After hours of discussion about definitions, metrics and staffing, the Tompkins County Legislature voted 10–3 on Feb. 18 to adopt the 2025 Institutionalizing Equity report, directing departments to begin tracking equity indicators and asking the county’s chief equity and diversity officer to present implementation steps to the full legislature.

Amanda Champion, chair of the Government Operations Committee, moved adoption of the 2025 'Institutionalizing Equity' report and argued the county should begin collecting standardized equity indicators to guide operations and staffing.
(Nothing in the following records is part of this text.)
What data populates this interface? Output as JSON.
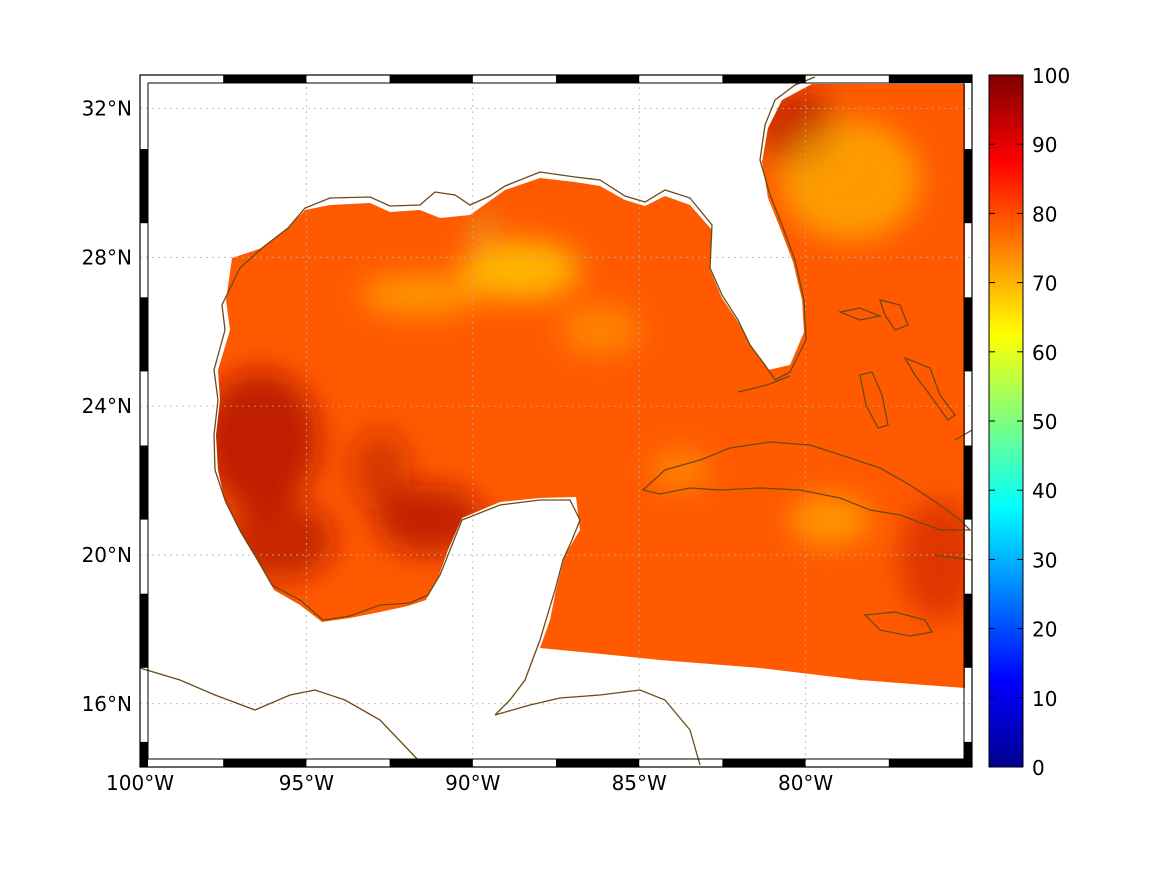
{
  "map": {
    "lat_labels": [
      "32°N",
      "28°N",
      "24°N",
      "20°N",
      "16°N"
    ],
    "lon_labels": [
      "100°W",
      "95°W",
      "90°W",
      "85°W",
      "80°W"
    ],
    "lat_values": [
      32,
      28,
      24,
      20,
      16
    ],
    "lon_values": [
      -100,
      -95,
      -90,
      -85,
      -80
    ],
    "lon_range": [
      -100,
      -75
    ],
    "lat_range": [
      14.3,
      32.9
    ],
    "gridlines": true
  },
  "colorbar": {
    "tick_labels": [
      "100",
      "90",
      "80",
      "70",
      "60",
      "50",
      "40",
      "30",
      "20",
      "10",
      "0"
    ],
    "range": [
      0,
      100
    ],
    "colormap": "jet"
  },
  "colors": {
    "coastline": "#6b4a16",
    "field_main": "#ff5a00",
    "field_high": "#b01000",
    "field_low": "#ffd200"
  }
}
The legislature’s vote followed a lengthy, at times emotional debate about what 'equity' means in practice, whether the report should be accepted on consent or presented in full, and whether adopting the plan implied creating a new department. Supporters said the document consolidates years of work and provides necessary data; skeptics urged delaying adoption until all legislators had the presentation and clear metrics.

Charlene, identified in committee as the county’s chief equity and diversity officer, described the report as a first step: 'This is really just laying the groundwork...we asked each department head to choose one to two equity indicators and those equity indicators will be tracked over a period of time.' She told the body the intention is operational—using data to show where services and hiring practices could improve—not to impose undefined policy changes.

Supporters argued a public vote would signal the county’s commitment. Legislator Travis Brooks said, 'If you believe in these things...why would this even be a question?' Opponents, including Lee Shirtliff and Mike Sigler, said more information on staffing, roles and measurable outcomes was needed before formal adoption.

After members agreed to a roll‑call vote, the resolution passed 10–3. The motion (Res. h, ID 13082) was moved by Amanda Champion and seconded by Randy Brown. The roll call recorded the following votes: Amanda Champion (yes), Susan Curry (yes), Deborah Dawson (yes), Rich John (yes), Mike Lane (yes), Greg Mezey (yes), Veronica Piller (yes), Lee Shirtliff (no), Mike Sigler (no), Shawna Black (yes), Travis Brooks (yes), Randy Brown (no), Dan Klein (yes).

What happens next: members requested a full presentation by Charlene to the entire legislature so all 14 members can review details of data collection, equity indicators and any staffing or budget implications before implementation actions beyond the report. The chair said staff will schedule that presentation.

The vote concluded one of the meeting’s most contested agenda items but did not by itself create new positions; the report adoption instructs departments to begin the data work outlined and asks administration to return with implementation steps and any budget requests for future consideration.